Cette supposée dualité apparente des fonctions est encore en contradiction flagrante avec son analyse irrespectueuse de la « carrière » de Shaykh Aïssa, comme nous l’avons relevé plus haut .
 
M. Frithjof Schuon est le lien providentiel entre le Shaykh al-‘Alawi (Qutb de son temps) et le Shaykh Mustaphâ (Initiateur des études akbariennes). Il fait partie intégrante de l’œuvre majeur de Shaykh Abd el-Wâhid pour restaurer un esprit traditionnel en Occident, ainsi que la création d’une élite intellectuelle. Qui détruit une partie d’une construction endommage l’édifice entier .
 
Jeff Kerssemakers

2 commentaires:

  1. Bonjour,

    Pourriez-vous me dire qu'est ce que vous-pensez de cette lettre de rené Guénon :

    D’autre part, j’ai reçu une lettre de Burckhardt, qui, au sujet de mes réponses à Martin Lings, dit « que la violence de ces lettres l’a douloureusement frappée, et qu’il ne parvient pas à concilier cette impression avec les circonstances qui ont évoqué mes remarques si sévères » ; il me semble pourtant que ce n’est pas bien difficile à comprendre! [… ] j’admire qu’on puisse pousser la mauvaise foi aussi loin.

    Cela ne m’étonne guère, car, au point de vue technique, l’ignorance de tous ces gens, à commencer par Frithjof Schuon lui-même, est véritablement effrayante…
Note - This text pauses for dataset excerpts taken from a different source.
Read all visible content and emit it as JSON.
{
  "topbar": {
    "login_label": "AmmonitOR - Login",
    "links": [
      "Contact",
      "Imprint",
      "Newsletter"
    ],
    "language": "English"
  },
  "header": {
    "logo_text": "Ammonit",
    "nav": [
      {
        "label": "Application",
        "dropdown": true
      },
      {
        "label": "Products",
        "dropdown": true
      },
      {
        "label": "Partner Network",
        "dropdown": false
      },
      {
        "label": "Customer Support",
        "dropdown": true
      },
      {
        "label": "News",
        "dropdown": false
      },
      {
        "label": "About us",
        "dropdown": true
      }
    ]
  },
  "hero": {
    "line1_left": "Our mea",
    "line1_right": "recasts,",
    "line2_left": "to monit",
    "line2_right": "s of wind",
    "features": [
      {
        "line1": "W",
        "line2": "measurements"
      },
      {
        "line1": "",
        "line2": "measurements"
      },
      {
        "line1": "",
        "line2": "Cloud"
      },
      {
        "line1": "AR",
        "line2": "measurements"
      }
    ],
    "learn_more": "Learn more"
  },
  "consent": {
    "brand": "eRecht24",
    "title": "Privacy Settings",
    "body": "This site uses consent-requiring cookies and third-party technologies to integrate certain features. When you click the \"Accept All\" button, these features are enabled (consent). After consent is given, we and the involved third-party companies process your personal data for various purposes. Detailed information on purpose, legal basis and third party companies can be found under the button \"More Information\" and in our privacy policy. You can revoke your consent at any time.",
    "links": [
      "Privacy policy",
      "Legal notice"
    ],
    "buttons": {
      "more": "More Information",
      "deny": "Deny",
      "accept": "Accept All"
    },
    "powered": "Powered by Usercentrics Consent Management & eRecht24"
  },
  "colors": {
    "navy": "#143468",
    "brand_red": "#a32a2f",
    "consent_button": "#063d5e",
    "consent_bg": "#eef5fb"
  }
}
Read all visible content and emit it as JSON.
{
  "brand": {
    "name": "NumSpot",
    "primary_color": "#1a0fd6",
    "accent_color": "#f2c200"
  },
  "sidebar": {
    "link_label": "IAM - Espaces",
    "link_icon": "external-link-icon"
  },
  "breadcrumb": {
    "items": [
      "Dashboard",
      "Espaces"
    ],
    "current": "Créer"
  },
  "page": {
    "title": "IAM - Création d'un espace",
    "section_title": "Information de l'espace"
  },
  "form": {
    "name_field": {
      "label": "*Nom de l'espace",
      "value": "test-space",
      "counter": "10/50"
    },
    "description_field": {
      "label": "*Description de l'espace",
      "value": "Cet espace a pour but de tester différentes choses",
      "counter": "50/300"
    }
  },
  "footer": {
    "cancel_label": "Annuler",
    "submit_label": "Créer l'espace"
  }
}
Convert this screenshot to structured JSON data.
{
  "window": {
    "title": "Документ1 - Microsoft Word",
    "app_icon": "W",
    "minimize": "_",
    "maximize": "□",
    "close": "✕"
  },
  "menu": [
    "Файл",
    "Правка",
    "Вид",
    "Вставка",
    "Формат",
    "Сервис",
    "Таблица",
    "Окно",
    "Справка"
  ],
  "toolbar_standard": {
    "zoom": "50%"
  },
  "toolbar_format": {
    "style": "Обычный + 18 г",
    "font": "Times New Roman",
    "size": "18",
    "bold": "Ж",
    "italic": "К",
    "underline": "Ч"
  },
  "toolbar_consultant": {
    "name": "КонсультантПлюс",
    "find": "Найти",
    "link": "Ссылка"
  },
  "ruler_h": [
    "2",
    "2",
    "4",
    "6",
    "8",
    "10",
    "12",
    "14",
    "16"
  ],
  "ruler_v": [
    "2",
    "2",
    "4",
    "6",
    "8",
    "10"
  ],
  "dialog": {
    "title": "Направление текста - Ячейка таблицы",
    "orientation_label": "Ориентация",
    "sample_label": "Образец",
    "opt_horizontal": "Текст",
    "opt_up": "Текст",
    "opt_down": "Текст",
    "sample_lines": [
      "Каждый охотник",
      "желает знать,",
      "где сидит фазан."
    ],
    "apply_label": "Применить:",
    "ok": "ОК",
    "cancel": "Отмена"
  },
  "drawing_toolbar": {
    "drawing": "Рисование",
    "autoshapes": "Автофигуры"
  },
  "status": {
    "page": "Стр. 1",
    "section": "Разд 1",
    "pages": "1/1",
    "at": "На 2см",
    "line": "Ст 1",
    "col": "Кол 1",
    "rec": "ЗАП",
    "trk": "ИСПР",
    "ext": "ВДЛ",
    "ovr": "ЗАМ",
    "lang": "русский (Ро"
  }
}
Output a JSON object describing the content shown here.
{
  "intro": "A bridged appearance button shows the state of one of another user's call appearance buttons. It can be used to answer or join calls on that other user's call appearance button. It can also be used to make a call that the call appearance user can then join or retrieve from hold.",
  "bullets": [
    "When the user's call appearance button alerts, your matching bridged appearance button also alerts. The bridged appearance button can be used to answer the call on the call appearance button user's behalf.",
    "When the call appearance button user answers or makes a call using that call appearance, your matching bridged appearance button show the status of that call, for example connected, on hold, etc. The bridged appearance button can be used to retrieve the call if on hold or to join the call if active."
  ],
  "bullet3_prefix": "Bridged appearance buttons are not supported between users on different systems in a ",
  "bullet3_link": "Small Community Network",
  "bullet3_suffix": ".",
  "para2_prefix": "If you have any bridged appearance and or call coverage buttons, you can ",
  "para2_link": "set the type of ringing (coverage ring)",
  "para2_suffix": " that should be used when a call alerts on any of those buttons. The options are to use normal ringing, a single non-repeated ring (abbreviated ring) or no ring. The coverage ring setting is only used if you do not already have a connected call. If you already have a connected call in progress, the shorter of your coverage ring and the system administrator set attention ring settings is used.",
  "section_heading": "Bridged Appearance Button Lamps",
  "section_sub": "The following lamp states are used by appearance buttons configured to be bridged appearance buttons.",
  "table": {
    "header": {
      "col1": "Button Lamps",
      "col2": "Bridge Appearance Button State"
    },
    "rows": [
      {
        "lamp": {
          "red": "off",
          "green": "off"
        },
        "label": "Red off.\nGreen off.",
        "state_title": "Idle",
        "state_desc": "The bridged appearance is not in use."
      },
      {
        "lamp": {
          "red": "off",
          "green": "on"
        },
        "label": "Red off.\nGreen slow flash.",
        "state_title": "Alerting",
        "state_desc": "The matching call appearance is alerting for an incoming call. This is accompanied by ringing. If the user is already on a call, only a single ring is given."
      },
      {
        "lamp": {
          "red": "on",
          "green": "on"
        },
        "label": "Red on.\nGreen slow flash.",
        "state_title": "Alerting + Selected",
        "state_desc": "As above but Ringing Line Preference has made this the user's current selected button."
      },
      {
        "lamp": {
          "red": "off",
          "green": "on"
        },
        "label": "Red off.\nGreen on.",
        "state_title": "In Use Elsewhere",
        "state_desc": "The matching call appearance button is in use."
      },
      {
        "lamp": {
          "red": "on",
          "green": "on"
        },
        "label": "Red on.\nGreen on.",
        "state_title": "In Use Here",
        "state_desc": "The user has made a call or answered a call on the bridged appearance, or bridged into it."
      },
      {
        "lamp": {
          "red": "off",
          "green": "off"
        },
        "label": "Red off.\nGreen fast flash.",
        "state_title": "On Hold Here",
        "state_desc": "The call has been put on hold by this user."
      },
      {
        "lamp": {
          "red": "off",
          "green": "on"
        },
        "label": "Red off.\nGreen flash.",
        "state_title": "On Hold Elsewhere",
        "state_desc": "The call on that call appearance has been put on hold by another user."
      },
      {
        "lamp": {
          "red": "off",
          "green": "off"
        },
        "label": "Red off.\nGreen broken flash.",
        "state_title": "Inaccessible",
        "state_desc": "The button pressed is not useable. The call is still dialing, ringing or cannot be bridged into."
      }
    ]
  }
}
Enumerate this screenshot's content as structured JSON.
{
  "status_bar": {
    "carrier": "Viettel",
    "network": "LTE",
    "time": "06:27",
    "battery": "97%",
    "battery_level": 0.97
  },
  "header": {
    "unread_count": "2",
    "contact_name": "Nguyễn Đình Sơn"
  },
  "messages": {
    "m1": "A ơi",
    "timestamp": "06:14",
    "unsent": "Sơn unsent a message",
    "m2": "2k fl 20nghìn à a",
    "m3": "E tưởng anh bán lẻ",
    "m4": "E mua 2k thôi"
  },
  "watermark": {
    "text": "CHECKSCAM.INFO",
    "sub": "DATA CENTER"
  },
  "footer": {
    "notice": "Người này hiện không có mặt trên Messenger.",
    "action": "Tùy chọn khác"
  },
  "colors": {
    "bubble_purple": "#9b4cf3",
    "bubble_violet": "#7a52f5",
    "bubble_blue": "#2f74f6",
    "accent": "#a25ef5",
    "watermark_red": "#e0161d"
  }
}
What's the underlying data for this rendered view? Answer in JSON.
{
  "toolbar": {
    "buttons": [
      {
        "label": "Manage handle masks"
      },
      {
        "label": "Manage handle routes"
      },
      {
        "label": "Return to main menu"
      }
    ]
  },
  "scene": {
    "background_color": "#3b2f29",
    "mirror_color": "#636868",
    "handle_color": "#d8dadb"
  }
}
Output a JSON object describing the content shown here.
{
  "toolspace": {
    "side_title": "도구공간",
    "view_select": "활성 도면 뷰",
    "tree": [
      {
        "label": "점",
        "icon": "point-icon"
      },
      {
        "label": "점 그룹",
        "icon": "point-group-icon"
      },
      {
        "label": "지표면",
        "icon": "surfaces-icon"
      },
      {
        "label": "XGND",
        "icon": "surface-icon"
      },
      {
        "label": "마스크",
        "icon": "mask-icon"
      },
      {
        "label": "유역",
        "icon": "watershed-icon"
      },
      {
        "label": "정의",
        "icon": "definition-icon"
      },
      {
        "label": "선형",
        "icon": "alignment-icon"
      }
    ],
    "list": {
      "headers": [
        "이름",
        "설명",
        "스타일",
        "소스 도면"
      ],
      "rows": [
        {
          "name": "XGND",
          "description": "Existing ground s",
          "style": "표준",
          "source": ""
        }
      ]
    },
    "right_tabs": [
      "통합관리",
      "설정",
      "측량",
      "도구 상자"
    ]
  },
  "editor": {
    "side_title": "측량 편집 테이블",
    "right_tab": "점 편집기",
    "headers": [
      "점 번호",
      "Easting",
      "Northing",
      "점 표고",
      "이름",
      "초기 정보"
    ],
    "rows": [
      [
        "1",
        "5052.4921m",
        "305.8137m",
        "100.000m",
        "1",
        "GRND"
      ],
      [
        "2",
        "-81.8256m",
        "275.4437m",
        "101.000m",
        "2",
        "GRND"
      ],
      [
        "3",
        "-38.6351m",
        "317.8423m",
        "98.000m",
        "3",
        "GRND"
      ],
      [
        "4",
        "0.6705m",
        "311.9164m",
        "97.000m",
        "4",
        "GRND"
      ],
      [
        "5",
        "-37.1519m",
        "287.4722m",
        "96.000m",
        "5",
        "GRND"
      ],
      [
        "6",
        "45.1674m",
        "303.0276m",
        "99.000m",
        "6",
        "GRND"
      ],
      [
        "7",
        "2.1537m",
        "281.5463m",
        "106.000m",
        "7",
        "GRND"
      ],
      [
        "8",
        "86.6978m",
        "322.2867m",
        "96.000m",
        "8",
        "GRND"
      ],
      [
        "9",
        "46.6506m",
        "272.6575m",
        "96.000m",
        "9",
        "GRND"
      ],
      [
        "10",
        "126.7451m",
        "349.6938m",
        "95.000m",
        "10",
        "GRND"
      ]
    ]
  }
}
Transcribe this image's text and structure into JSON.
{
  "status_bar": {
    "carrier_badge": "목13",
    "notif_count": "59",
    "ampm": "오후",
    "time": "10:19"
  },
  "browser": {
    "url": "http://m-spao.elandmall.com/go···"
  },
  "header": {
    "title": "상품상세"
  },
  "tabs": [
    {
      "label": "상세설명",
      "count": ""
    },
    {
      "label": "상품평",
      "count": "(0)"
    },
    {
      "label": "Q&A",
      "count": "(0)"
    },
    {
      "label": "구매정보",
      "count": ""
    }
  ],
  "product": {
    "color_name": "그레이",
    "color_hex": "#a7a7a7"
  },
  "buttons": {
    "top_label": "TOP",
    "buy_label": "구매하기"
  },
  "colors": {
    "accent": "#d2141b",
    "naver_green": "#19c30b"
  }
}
    En pensant à toutes ces histoires, je crois qu’il faudra faire très attention à tout ce que Frithjof Schuon et les Suisses voudraient faire passer dans les « Études Traditionnelles », car il se pourrait qu’ils glissent dans quelque article quelque chose qui serait dirigé contre nous, peut-être sous une forme plus ou moins déguisée. C’est déjà bien assez de ce qui est arrivé avec la fameuse note des « Mystères christiques », et il ne faudrait pas risquer de s’exposer à quelque nouvelle histoire de ce genre, et qui serait peut-être pire encore cette fois ; […]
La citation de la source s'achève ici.